Тоска, столь характерная для севера Европы, увидеть мир и встретить приключения, в Провансе и Италии была менее выражена. Эти благодатные края обладали многим из того, о чем мечтали и чего желали другие страны. События, странные, как вымысел, происходили на самом деле. Граф Раймон Руссильонский, например, заточил свою жену в башню, потому что трубадур Гильем де Кабестань был влюблен в нее и был ею любим. Он подстерег любовника, убил его, вырезал его сердце из груди и послал его, зажаренным, своей графине. Когда она отведала его, он показал ей голову Гильема и спросил, понравилась ли ей еда. «Настолько, что никакая другая пища больше не коснется моих губ», — ответила она, выбросившись из окна. Когда история распространилась, великие дворяне восстали против Раймона, и даже король Арагона начал с ним войну. Он был пойман и пожизненно заключен в тюрьму, а его поместья были конфискованы. Гильем и графиня были похоронены в церкви, и долгое время после этого мужчины и женщины преодолевали большие расстояния, чтобы преклонить колени у их могилы. Очаровательные поэмы о Мелюзине и прекрасной Магелоне, которые по сей день восхищают читателя, были сочинены в тот же период.
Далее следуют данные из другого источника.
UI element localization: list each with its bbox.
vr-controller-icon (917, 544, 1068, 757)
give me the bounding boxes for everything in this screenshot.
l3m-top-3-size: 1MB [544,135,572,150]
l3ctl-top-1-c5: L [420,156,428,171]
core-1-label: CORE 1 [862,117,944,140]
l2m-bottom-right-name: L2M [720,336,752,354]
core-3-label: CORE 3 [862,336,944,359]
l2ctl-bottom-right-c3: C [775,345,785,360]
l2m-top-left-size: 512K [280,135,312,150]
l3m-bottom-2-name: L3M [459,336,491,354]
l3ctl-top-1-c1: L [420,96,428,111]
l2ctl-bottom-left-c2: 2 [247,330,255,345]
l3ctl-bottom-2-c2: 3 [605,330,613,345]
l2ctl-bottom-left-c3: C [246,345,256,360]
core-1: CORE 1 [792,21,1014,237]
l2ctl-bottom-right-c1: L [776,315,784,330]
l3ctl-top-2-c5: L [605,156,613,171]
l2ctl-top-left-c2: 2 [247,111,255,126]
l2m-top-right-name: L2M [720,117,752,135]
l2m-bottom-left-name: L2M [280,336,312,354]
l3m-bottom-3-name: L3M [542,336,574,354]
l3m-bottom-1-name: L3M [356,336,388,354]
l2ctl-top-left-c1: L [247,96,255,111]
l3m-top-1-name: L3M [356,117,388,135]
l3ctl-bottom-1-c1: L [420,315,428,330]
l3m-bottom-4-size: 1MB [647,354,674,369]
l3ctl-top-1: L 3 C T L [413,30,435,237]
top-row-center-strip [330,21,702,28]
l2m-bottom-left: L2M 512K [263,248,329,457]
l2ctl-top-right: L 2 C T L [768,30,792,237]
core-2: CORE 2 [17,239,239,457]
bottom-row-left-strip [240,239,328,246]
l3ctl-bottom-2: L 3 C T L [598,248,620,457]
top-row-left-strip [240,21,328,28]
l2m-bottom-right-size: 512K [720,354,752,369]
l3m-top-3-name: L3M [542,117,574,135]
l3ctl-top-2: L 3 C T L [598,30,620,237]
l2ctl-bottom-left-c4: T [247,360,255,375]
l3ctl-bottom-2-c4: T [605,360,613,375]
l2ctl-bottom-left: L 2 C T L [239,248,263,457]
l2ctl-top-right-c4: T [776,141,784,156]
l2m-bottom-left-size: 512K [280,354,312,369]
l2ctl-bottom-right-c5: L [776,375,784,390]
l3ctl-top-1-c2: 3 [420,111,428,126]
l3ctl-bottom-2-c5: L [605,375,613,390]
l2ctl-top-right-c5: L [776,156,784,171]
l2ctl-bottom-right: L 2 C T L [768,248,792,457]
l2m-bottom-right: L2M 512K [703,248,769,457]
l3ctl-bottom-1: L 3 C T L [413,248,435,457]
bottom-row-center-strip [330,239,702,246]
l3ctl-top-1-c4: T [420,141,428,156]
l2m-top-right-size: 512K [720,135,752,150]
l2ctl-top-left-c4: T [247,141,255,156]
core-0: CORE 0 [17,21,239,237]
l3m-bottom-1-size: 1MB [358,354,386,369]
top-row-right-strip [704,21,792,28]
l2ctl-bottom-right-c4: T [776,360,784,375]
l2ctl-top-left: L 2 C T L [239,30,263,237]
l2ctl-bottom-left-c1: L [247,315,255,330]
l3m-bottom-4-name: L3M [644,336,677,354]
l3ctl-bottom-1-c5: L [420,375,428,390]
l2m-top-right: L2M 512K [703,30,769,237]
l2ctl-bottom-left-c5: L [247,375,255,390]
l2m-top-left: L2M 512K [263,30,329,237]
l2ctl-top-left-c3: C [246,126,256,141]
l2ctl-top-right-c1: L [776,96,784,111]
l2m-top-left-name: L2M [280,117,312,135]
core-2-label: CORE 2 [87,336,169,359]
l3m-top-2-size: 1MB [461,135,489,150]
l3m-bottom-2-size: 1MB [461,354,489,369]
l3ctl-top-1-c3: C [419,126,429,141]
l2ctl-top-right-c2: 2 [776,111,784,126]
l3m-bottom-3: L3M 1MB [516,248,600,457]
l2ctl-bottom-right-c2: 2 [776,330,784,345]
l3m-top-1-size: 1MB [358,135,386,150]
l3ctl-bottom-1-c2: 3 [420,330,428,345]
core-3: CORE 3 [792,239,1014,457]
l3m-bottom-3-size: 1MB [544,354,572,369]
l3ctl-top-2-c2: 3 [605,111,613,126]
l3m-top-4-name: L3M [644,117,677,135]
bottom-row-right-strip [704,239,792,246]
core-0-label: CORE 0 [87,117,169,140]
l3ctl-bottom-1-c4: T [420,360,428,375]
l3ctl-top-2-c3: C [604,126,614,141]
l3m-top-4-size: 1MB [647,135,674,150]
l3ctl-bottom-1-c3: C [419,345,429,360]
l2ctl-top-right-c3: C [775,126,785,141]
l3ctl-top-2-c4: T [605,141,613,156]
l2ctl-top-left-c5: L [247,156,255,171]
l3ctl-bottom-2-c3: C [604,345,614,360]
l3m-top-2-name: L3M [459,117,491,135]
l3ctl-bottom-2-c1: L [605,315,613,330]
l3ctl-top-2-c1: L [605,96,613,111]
До XI века поэзии в истинном смысле этого слова не существовало. Были только латинские церковные гимны и легенды, искаженные воспоминания об античности, а на народном языке — жития святых и простые танцевальные песни для развлечения низших классов. Благодаря беспощадной войне, которую вел против них клир, сохранились лишь немногие. Нет сомнений, что Прованс был колыбелью европейской поэзии. «Сладкий язык» Прованса первым достиг совершенства и полной зрелости. Он вытеснил язык германских завоевателей на восток и подготовил почву для французского языка.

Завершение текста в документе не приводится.